Retrograde condensation is a unique PVT behavior of partially multi-component hydrocarbon mixtures in porous media. However, some important physical properties, such as the component composition in each phase, the surface tension of the mixture, and the fluid wettability on specific rock surfaces at given temperatures, pressures, and molar compositions are difficult to evaluate dynamically in a laboratory. Previously, a multi-component multiphase (MCMP) model was proposed to simulate the behavior of fluids composed of multiple components, such as gas condensate fluids or volatile oil fluids, where the components are partially miscible with each other. In this study, we extend the previously developed MCMP lattice Boltzmann model (LBM) for partially miscible fluids by proposing a new framework to investigate the fluids’ phase behavior and flow dynamics under different phase conditions in porous media.

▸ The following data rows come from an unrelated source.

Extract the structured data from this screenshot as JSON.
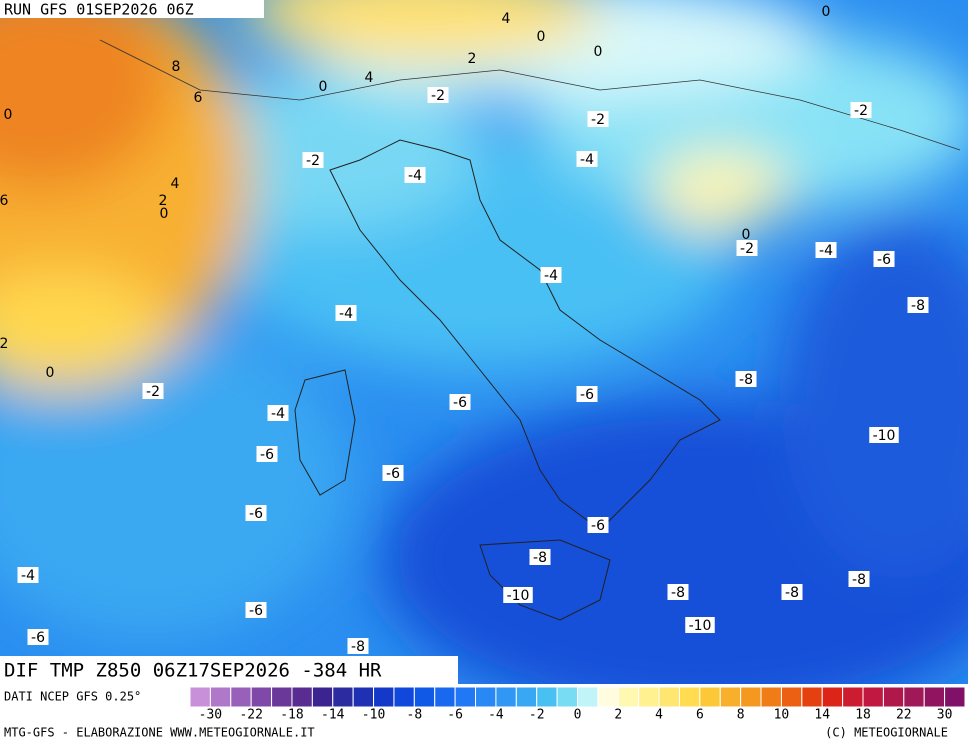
{
  "header": {
    "run": "RUN GFS 01SEP2026 06Z"
  },
  "map": {
    "field": "DIF TMP Z850 06Z17SEP2026 -384 HR",
    "contour_labels": [
      4,
      0,
      0,
      0,
      2,
      8,
      4,
      0,
      6,
      0,
      -2,
      -2,
      -2,
      -2,
      -4,
      -4,
      4,
      2,
      0,
      6,
      0,
      -2,
      -4,
      -6,
      -4,
      -8,
      -4,
      2,
      0,
      -2,
      -8,
      -6,
      -6,
      -4,
      -10,
      -6,
      -6,
      -6,
      -6,
      -8,
      -4,
      -8,
      -8,
      -8,
      -10,
      -6,
      -10,
      -6,
      -8
    ]
  },
  "colorbar": {
    "labels": [
      -30,
      -22,
      -18,
      -14,
      -10,
      -8,
      -6,
      -4,
      -2,
      0,
      2,
      4,
      6,
      8,
      10,
      14,
      18,
      22,
      30
    ],
    "colors": [
      "#c890d8",
      "#b078c8",
      "#9860b8",
      "#8048a8",
      "#6a3898",
      "#582c90",
      "#3c2490",
      "#2c2ca0",
      "#1e30b4",
      "#1438c8",
      "#1048dc",
      "#1058e6",
      "#1868f0",
      "#2078f4",
      "#2888f4",
      "#3098f4",
      "#38a8f4",
      "#48c0f2",
      "#78dcf2",
      "#c0f4f8",
      "#fffce0",
      "#fff8b0",
      "#fff090",
      "#ffe670",
      "#ffdc50",
      "#fcc838",
      "#f8b02c",
      "#f49820",
      "#f07c18",
      "#ec6014",
      "#e44010",
      "#dc2418",
      "#cc1c30",
      "#c01840",
      "#b0184c",
      "#a01858",
      "#901460",
      "#801068"
    ]
  },
  "footer": {
    "source": "DATI NCEP GFS 0.25°",
    "credit": "MTG-GFS - ELABORAZIONE WWW.METEOGIORNALE.IT",
    "copyright": "(C) METEOGIORNALE"
  }
}
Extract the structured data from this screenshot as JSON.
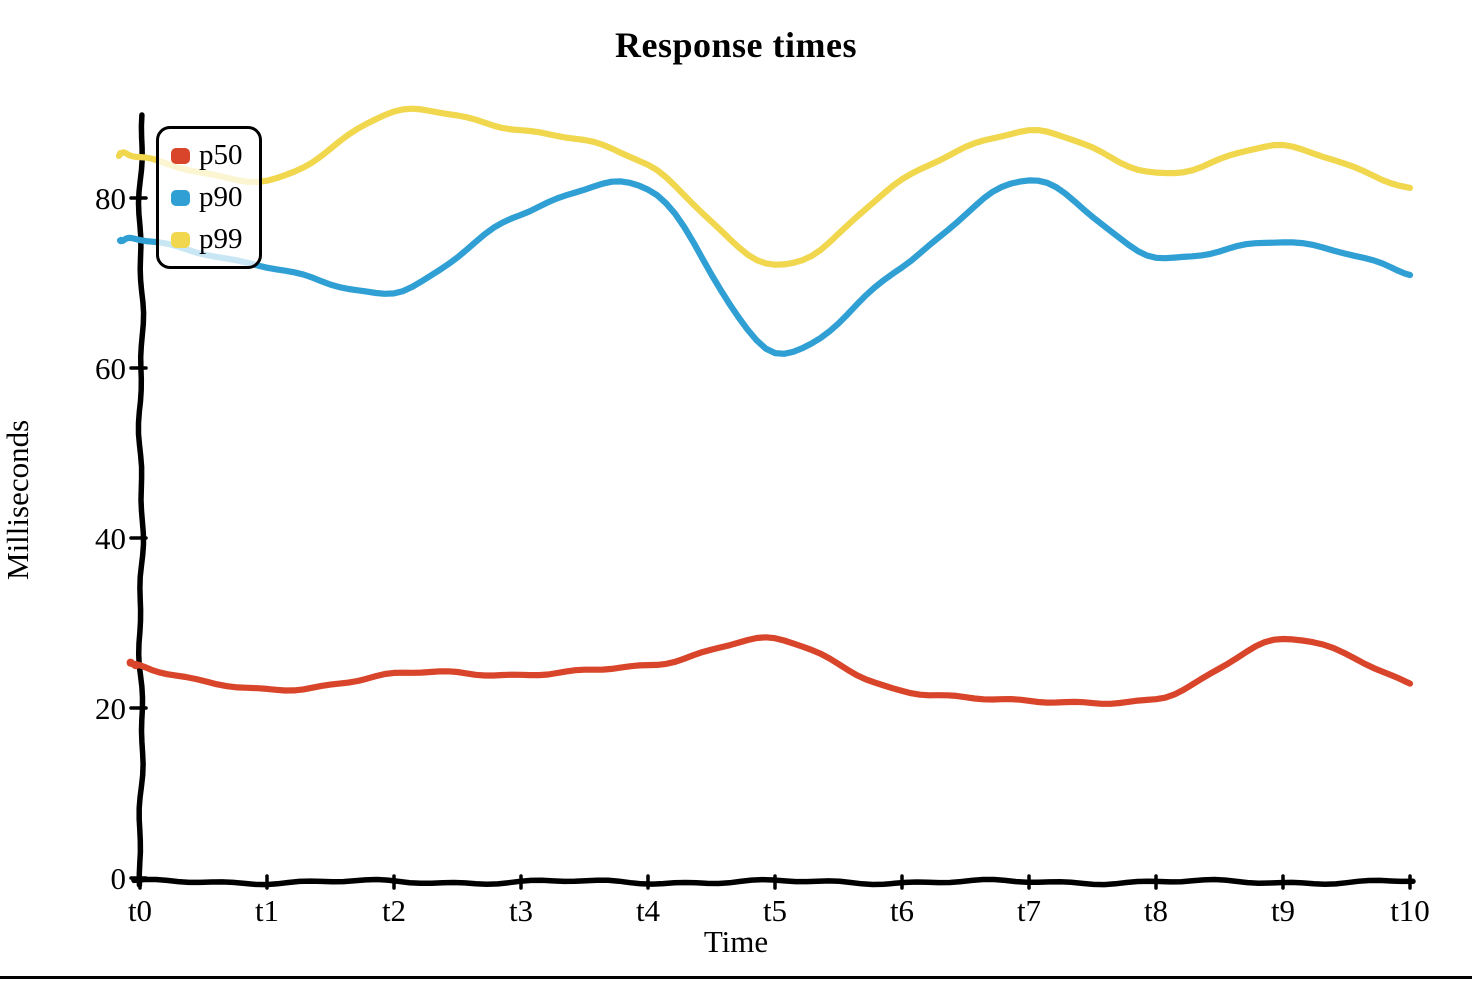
{
  "chart_data": {
    "type": "line",
    "style": "hand-drawn",
    "title": "Response times",
    "xlabel": "Time",
    "ylabel": "Milliseconds",
    "categories": [
      "t0",
      "t1",
      "t2",
      "t3",
      "t4",
      "t5",
      "t6",
      "t7",
      "t8",
      "t9",
      "t10"
    ],
    "y_ticks": [
      0,
      20,
      40,
      60,
      80
    ],
    "ylim": [
      0,
      90
    ],
    "grid": false,
    "legend_position": "top-left",
    "axis_color": "#000000",
    "series": [
      {
        "name": "p50",
        "color": "#d9452a",
        "values": [
          25,
          22,
          24,
          24,
          25,
          28,
          22,
          21,
          21,
          28,
          23
        ]
      },
      {
        "name": "p90",
        "color": "#2f9fd4",
        "values": [
          75,
          72,
          69,
          78,
          81,
          62,
          72,
          82,
          73,
          75,
          71
        ]
      },
      {
        "name": "p99",
        "color": "#f0d74e",
        "values": [
          85,
          82,
          90,
          88,
          84,
          72,
          82,
          88,
          83,
          86,
          81
        ]
      }
    ]
  },
  "page": {
    "background": "#ffffff",
    "bottom_rule_color": "#000000"
  }
}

The proposed framework integrates multiple lattice Boltzmann models to enable the convenient generation of desired wettability conditions on structural surfaces. Additionally, it incorporates a Voronoi tessellation process for the stochastic generation of more physically realistic porous media. This represents a notable improvement over previous models that relied on arbitrary geometries. The proposed framework can enhance the understanding of the behavior of these fluids under varying conditions and can provide valuable insights into the qualitative evaluation of the pore-scale multiphase flow mechanism. Overall, this work contributes to the development of a computational framework for studying partially miscible hydrocarbon mixtures, which has important implications for the oil and gas industry.